As in previous lockdowns, I’ll have to get used to watching the news on telly again. This time, I might also plan a few provocations. It’s too late to register my displeasure about the hideous Christmas decorations that adorn some of the houses in the neighbourhood by sneaking out at night and sabotaging their power supplies – all in the name of saving the planet (Santa Rebellion, anyone?). But it’s never too late to indulge in a spot of internet trolling. Even better, maybe I should try and create a few conspiracy theories and see how quickly they fly through the social media. Or possibly invent a new variant of Consequences in which existing theories are merged into one super-conspiracy. Except that QAnon got there first. Rats.

One way or another, when Boris Johnson appears on our screens in his usual verbally incontinent nodding-donkey mode, mangled analogies at the ready, to tell us that we must lock down again, I too will be ready. And if things get too bad, I shall also be ready for a spell of confinement in some secure institution at Her Majesty’s (or Priti Patel’s) Pleasure. It’ll just be a matter of which provocation I choose to achieve that result.

But let’s not forget one thing.
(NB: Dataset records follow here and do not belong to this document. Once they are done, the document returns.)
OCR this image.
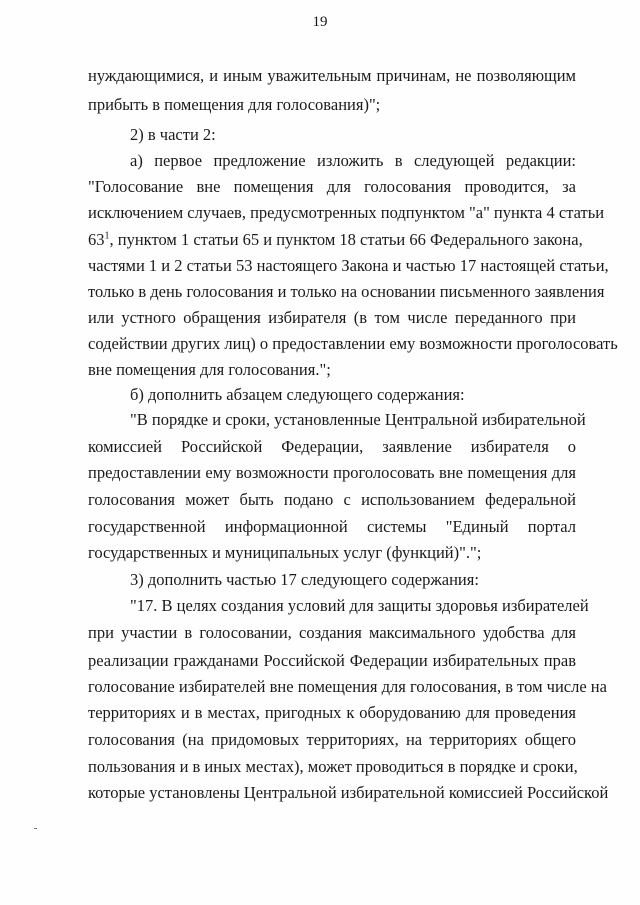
19
нуждающимися, и иным уважительным причинам, не позволяющим
прибыть в помещения для голосования)";
2) в части 2:
а) первое предложение изложить в следующей редакции:
"Голосование вне помещения для голосования проводится, за
исключением случаев, предусмотренных подпунктом "а" пункта 4 статьи
$63^1$, пунктом 1 статьи 65 и пунктом 18 статьи 66 Федерального закона,
частями 1 и 2 статьи 53 настоящего Закона и частью 17 настоящей статьи,
только в день голосования и только на основании письменного заявления
или устного обращения избирателя (в том числе переданного при
содействии других лиц) о предоставлении ему возможности проголосовать
вне помещения для голосования.";
б) дополнить абзацем следующего содержания:
"В порядке и сроки, установленные Центральной избирательной
комиссией Российской Федерации, заявление избирателя о
предоставлении ему возможности проголосовать вне помещения для
голосования может быть подано с использованием федеральной
государственной информационной системы "Единый портал
государственных и муниципальных услуг (функций)".";
3) дополнить частью 17 следующего содержания:
"17. В целях создания условий для защиты здоровья избирателей
при участии в голосовании, создания максимального удобства для
реализации гражданами Российской Федерации избирательных прав
голосование избирателей вне помещения для голосования, в том числе на
территориях и в местах, пригодных к оборудованию для проведения
голосования (на придомовых территориях, на территориях общего
пользования и в иных местах), может проводиться в порядке и сроки,
которые установлены Центральной избирательной комиссией Российской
Whatever mitigating measures we wearily take against COVID, nothing will stop the pandemic of ignorance, stupidity, bigotry and brain malfunction that’s causing even more pain and suffering than the virus. and for which no effective vaccination has yet been found.

That’s the really big one the scientists have been forecasting for donkey’s years. And we hardly even recognised it as such it when it arrived.

From → Books, History, Politics, Social, UK, USA

  1. Clarification, please.
    Is “Infamy” the “… primer on ancient Roman cookery…”?
    The sentence structure is confusing.

    • No, two separate books, hence the comma! The first book has the exciting title of Ancient Roman Cookery. The author’s name, Marco Gavio De Rubeis, is a collective pseudonym for a group of contributors. Looking at the index, it has some fascinating ingredients, but no dormice, I was disappointed to find. Sorry for the confusion, Denny.

      • Denny?
        So embarrassed you use a pseudonym?

        Thanks for the information. Have a number of friends who are interested in cooking.
        I’m only interested in eating, so I encourage their activities.

      • No, they deliberately chose the group name to reflect “two famous cooks, Marcus Gavius Apicius and Martino de Rubeis”. The book was published by a small Italian organisation that “carries out activities of publication and study about the history of theatre, music, food, and literature.” A very Italian set of interests. I hope it’s of interest to you friends, and that you ultimately enjoy the end product! S

      • Oh, dear. Missed it completely.
        Instead of “Debby” your previous reply was to “Denny”. However, it also looked like it could be the signature of the writer….
        in other words, yes, I got the message, and there would be no reason for you to be embarrassed at any rate. At this point in the lives of the world’s denizens, it’s a rare feat to be able to carry on a straight conversation, let alone one with someone as ready as I to made a very bad joke that can be easily misunderstood.
        Without sound to show affect, I’ll try in future to keep my bad jokes to myself.

        P.S. thanks for the additional information. Gives me something else to look up.

      • Sorry about that. Joke away – it’s Christmas, the season of bad jokes!

      • and I am a queen of such.

        Just ask my red-faced children.